Have you tried in with a larger workload or just a single forward pass?
I think the startup might take much longer in the multi-processing case, so it’s maybe still faster in the long run.
But as I said, it’s a lot of speculation, since I haven’t used this approach yet.

elepherai · August 22, 2019, 11:46am

@ahkarami @ptrblck Failed to use this code to inference multiple models on single GPU on windows.

RuntimeError: cuda runtime error (71) : operation not supported at C:\w\1\s\windows\pytorch\torch/csrc/generic/StorageSharing.cpp:245

Could you pls help me to solve this problem?
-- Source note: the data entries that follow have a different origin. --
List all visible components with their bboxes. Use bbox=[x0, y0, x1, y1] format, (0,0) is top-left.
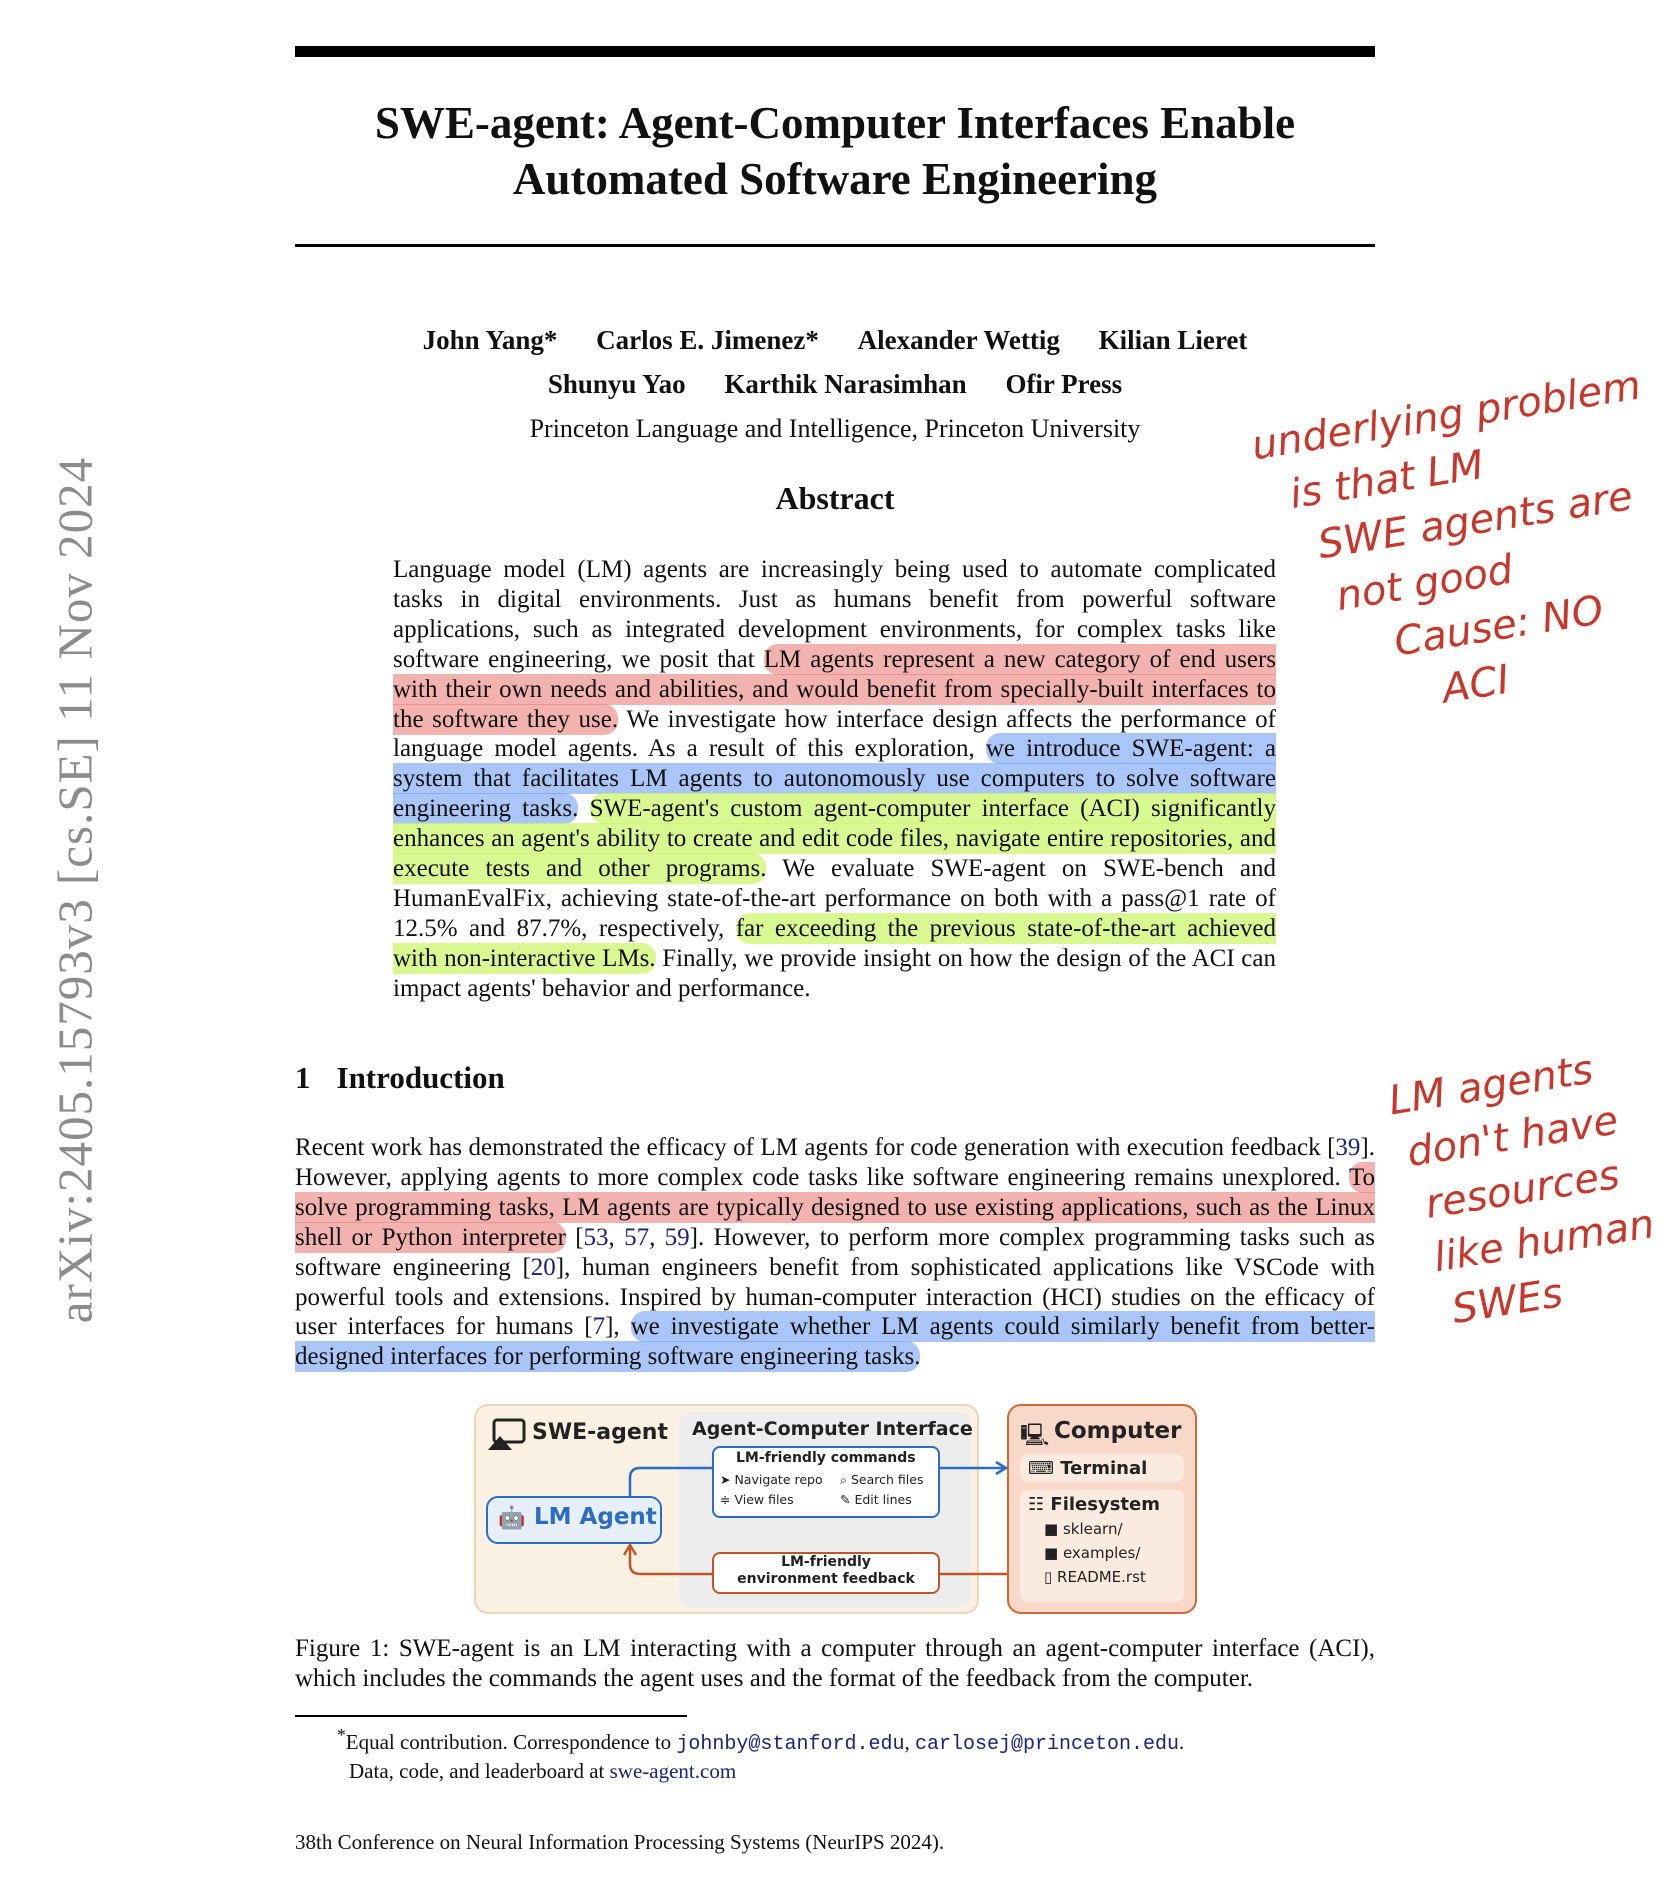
footnote-rule bbox=[295, 1715, 687, 1717]
footnote-text: Data, code, and leaderboard at bbox=[349, 1759, 605, 1783]
section-number: 1 bbox=[295, 1060, 311, 1095]
author: Carlos E. Jimenez* bbox=[596, 325, 819, 355]
website-link[interactable]: swe-agent.com bbox=[610, 1759, 737, 1783]
authors: John Yang* Carlos E. Jimenez* Alexander … bbox=[295, 318, 1375, 406]
title-bottom-rule bbox=[295, 244, 1375, 247]
footnote: *Equal contribution. Correspondence to j… bbox=[337, 1722, 1377, 1784]
file-item: ▯ README.rst bbox=[1044, 1568, 1146, 1586]
arxiv-id: arXiv:2405.15793v3 [cs.SE] 11 Nov 2024 bbox=[47, 456, 103, 1324]
section-heading: 1 Introduction bbox=[295, 1060, 505, 1096]
handwritten-note-2: LM agents don't have resources like huma… bbox=[1385, 1037, 1667, 1342]
citation-link[interactable]: 53 bbox=[584, 1224, 609, 1251]
footnote-text: Equal contribution. Correspondence to bbox=[345, 1730, 672, 1754]
folder-item: ■ sklearn/ bbox=[1044, 1520, 1123, 1538]
conference-line: 38th Conference on Neural Information Pr… bbox=[295, 1830, 945, 1854]
terminal-icon: ⌨ bbox=[1028, 1458, 1061, 1479]
filesystem-label: ☷ Filesystem bbox=[1028, 1494, 1160, 1515]
folder-icon: ■ bbox=[1044, 1544, 1063, 1562]
intro-text: [ bbox=[565, 1223, 584, 1251]
authors-line-1: John Yang* Carlos E. Jimenez* Alexander … bbox=[295, 318, 1375, 362]
handwritten-note-1: underlying problem is that LM SWE agents… bbox=[1248, 359, 1668, 740]
title-top-rule bbox=[295, 46, 1375, 57]
paper-title: SWE-agent: Agent-Computer Interfaces Ena… bbox=[374, 98, 1296, 204]
email-link[interactable]: carlosej@princeton.edu bbox=[915, 1733, 1179, 1756]
citation-link[interactable]: 7 bbox=[593, 1313, 606, 1340]
author: Alexander Wettig bbox=[857, 325, 1060, 355]
author: Kilian Lieret bbox=[1098, 325, 1248, 355]
citation-link[interactable]: 39 bbox=[1335, 1134, 1360, 1161]
section-title: Introduction bbox=[336, 1060, 505, 1095]
citation-link[interactable]: 57 bbox=[624, 1224, 649, 1251]
folder-icon: ■ bbox=[1044, 1520, 1063, 1538]
abstract-body: Language model (LM) agents are increasin… bbox=[393, 555, 1277, 1004]
footnote-line-2: Data, code, and leaderboard at swe-agent… bbox=[349, 1758, 1377, 1784]
file-name: README.rst bbox=[1057, 1568, 1146, 1586]
intro-text: Recent work has demonstrated the efficac… bbox=[295, 1134, 1336, 1161]
figure-caption: Figure 1: SWE-agent is an LM interacting… bbox=[295, 1635, 1375, 1692]
computer-icon: 🖳 bbox=[1020, 1423, 1050, 1448]
file-name: sklearn/ bbox=[1062, 1520, 1123, 1538]
filesystem-text: Filesystem bbox=[1050, 1494, 1160, 1515]
author: Ofir Press bbox=[1005, 369, 1123, 399]
author: Karthik Narasimhan bbox=[724, 369, 967, 399]
computer-label: Computer bbox=[1054, 1418, 1182, 1444]
arxiv-sidebar: arXiv:2405.15793v3 [cs.SE] 11 Nov 2024 bbox=[20, 410, 130, 1370]
citation-link[interactable]: 59 bbox=[665, 1224, 690, 1251]
author: Shunyu Yao bbox=[547, 369, 686, 399]
abstract-heading: Abstract bbox=[775, 480, 895, 516]
intro-text: ], bbox=[605, 1313, 620, 1341]
intro-body: Recent work has demonstrated the efficac… bbox=[295, 1134, 1376, 1373]
file-icon: ▯ bbox=[1044, 1568, 1058, 1586]
affiliation: Princeton Language and Intelligence, Pri… bbox=[529, 414, 1141, 443]
file-name: examples/ bbox=[1062, 1544, 1141, 1562]
author: John Yang* bbox=[422, 325, 558, 355]
citation-link[interactable]: 20 bbox=[531, 1254, 556, 1281]
terminal-text: Terminal bbox=[1060, 1458, 1148, 1479]
footnote-line-1: *Equal contribution. Correspondence to j… bbox=[337, 1725, 1185, 1756]
tree-icon: ☷ bbox=[1028, 1494, 1051, 1515]
terminal-label: ⌨ Terminal bbox=[1028, 1458, 1147, 1479]
folder-item: ■ examples/ bbox=[1044, 1544, 1140, 1562]
authors-line-2: Shunyu Yao Karthik Narasimhan Ofir Press bbox=[295, 362, 1375, 406]
figure-1: SWE-agent Agent-Computer Interface 🤖 LM … bbox=[474, 1404, 1198, 1614]
email-link[interactable]: johnby@stanford.edu bbox=[676, 1733, 904, 1756]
ahkarami · August 22, 2019, 8:00pm

Unfortunately I haven’t worked PyTorch in Windows.

ptrblck · August 22, 2019, 10:29pm

Your error seems to be this one.

peterjc123 · August 23, 2019, 1:34am

Actually, you can’t share models across processes on Windows, but you can share tensors instead.

elepherai · August 23, 2019, 3:29am

Thanks ptrblck.

I have used if-clause protection, but still run into this issue.

elepherai · August 23, 2019, 3:33am

Thanks peterjc123,

Could you share more details?

I’m using three instance segmentation models which were trained by maskrcnn-benchmark, and would like to inference by using multiprocessing.

How to share tensors across processes on Windows?

peterjc123 · August 23, 2019, 4:29am

What about starting three web servers with different ports?

elepherai · August 23, 2019, 4:42am

That is a way, but I just want to run locally.

peterjc123 · August 23, 2019, 4:47am

That is also possible, use multiprocessing and pass model paths and two queues (input/output) as arguments and then push tensors into the input queue and retrieve the answers from the output queue.

elepherai · August 23, 2019, 5:49am

Thanks!

What’s diffenrence between this solution and multiprocessing.Pool?

Do you mean that I should load a single model in each process and use the producer-consumer pattern like queues to input/output?